Hypothesis tests aim to quantify the extremity of a particular observation under the assumption that some “null” hypothesis is true. The extremity is measured as a probability – the beloved (or despised) p-value.

To break it down:

Term Definition Example(s)
Hypothesis test A test to measure extremity of an observation $$t$$-test, $$\chi^2$$ tests, ANOVA….
Null hypothesis Some default position regarding the nature of the random variable “The data is distributed randomly”
Alternative hypothesis Usually counteracts the null “The data is not distributed randomly”

Hypothesis tests are defined by the probability distribution of the null hypothesis. For example, the $$t$$-test is the $$t$$-test because the null hypothesis assumes that the $$t$$ statistic follows Student’s $$t$$-distribution. Similarly, the $$\chi^2$$ test for independence assumes that the test statistic follows a $$\chi^2$$ distribution.

The LaMelo ball experiment

While there isn’t much data out there for LaMelo Ball, we know that his brother Lonzo is in the NBA! Assuming that, as point guards, both he and his brother Lonzo play similarly, we can potentially combine the data from Lonzo and LaMelo to estimate LaMelo’s field goal percentage in the NBA.

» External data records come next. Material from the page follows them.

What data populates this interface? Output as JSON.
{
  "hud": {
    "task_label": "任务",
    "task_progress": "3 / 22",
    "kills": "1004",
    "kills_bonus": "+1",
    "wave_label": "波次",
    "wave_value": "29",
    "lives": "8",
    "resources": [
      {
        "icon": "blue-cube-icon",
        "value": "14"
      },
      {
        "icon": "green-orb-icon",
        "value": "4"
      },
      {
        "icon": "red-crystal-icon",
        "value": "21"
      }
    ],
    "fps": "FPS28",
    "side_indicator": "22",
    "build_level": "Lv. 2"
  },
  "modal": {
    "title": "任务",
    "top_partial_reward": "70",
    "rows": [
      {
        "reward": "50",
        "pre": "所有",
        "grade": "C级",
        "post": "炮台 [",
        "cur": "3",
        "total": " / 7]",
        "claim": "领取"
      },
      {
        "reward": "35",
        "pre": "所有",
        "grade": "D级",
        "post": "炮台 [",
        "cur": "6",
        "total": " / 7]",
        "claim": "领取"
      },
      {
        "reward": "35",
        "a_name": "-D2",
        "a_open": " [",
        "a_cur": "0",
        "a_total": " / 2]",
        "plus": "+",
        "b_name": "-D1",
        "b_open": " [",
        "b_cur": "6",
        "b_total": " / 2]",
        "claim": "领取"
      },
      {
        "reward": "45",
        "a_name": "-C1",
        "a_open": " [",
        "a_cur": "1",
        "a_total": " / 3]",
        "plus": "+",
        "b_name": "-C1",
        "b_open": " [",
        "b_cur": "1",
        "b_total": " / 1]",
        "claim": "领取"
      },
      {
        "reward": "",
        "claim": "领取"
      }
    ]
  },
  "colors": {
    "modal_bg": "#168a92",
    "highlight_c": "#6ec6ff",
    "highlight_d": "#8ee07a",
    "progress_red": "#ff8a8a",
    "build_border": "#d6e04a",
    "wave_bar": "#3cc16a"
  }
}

However, we would have to…

  • Assume that Lonzo and LaMelo play so similarly that their field goal percentages should be more or less similar.
  • Assume that it is just as easy to get a field goal in the NBA and the NBL
  • Assume that season-by-season field goal percentages are more or less the same

Once those assumptions are OK to take, we can then use LaMelo’s Australian NBL field goal percentage as a prior, then use Lonzo’s NBA numbers to compute a posterior distribution.